It's Called a Pose for a Reason

We see bodybuilding, fitness, figure, physique and bikini competitors regularly getting into position and posing to show off their best work on stage and the gamut of criticisms of their posing whether it done according to the rules or not. While competitors are judged the entire time they are on stage that's typically done from the officials table directly in front of the stage. Judging doesn't occur from a three dimensional sphere taking into account the look of each pose from 360 degrees. When doing client photography work with athletes the purpose is typically to pose them to capture their best look from the perspective of the lens. Often times the relaxed and resting portions of ones body are hidden for fitness looks as if athletes walk about tense 24/7. Video basically has the same perspective when shooting athletes for client work. However, from a journalistic standpoint versus client or public relations standpoint everything the athlete represents is fair game from the tense posing to the relaxed stances. If as pictured Phil Health is shown in a back double bicep pose from the side showing what the typical bodybuilder from amateur to pro look like when throwing their weight backward and not holding in their gut in journalism its fair game. Journalism in its purist form isn't about doing the positive public relations for the athlete or industry. Its about presenting facts. That said, we do primarily client work focused on helping them look their best in photo, video and in their other marketing. Athletes follow the rules and pose as they need to do to present the package the NPC National office and IFBB set as the standard. Its frankly irritating to hear all sorts of criticisms of bikini competitors doing what they are supposed to do while following the example of the NPC national level and pro show winners as the example, which is touted by those officials as appropriate.

For those who claim the rules aren't being followed or that make disparaging comments about the ladies in general get over yourselves. Its called a pose for a reason.

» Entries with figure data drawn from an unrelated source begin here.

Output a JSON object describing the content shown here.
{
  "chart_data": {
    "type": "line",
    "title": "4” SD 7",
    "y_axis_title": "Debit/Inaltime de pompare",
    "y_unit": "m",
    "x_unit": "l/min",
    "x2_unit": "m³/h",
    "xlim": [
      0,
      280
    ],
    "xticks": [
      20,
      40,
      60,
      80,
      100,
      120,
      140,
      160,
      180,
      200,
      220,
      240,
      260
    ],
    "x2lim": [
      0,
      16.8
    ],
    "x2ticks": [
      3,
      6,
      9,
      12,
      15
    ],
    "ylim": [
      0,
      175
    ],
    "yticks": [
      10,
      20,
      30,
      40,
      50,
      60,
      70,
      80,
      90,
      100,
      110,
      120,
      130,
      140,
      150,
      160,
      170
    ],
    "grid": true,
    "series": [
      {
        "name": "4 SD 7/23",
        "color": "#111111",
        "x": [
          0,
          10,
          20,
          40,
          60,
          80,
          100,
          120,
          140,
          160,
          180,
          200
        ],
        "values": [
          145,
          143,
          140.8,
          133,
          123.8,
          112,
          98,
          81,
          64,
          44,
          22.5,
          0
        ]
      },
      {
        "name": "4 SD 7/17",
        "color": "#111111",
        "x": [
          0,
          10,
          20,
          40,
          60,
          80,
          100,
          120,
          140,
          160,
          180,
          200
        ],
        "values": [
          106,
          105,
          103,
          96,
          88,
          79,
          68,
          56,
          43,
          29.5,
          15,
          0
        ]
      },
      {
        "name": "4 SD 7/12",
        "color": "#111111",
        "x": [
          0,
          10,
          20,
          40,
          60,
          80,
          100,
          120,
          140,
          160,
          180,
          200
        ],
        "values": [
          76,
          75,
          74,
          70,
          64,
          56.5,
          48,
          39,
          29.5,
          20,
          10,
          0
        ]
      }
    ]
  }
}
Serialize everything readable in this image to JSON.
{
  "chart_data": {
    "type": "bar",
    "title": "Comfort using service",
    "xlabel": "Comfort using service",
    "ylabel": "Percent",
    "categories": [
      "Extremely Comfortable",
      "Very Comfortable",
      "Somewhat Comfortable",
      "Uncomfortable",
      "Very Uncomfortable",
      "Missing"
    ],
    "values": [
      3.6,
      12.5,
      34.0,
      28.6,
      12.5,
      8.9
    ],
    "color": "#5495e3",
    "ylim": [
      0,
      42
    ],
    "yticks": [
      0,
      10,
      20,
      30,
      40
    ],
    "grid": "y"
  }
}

As with the two images of the bikini competitors who had just transitioned from front pose to back pose demonstrate once the lady on the right set her stance and created the arch it narrowed her waist along with tightened her thighs, created more curve to the glutes and stretched out her hamstrings a bit all by design. For those claiming to want to positively promote the sport who criticize such posing as too sexy and worse maybe check yourselves as bodybuilders have been doing it for decades.

If you are criticizing it from a journalistic standpoint then what's the real issue? It's called a pose for a reason, which is to present the best look from the angle the pose is directed. If the purpose of the criticism is to impune the character of the athletes due to their posing that's a discriminatory mindset that went out in the 50s and to foist it in the name of journalism or bodybuilding purity is a fallacy.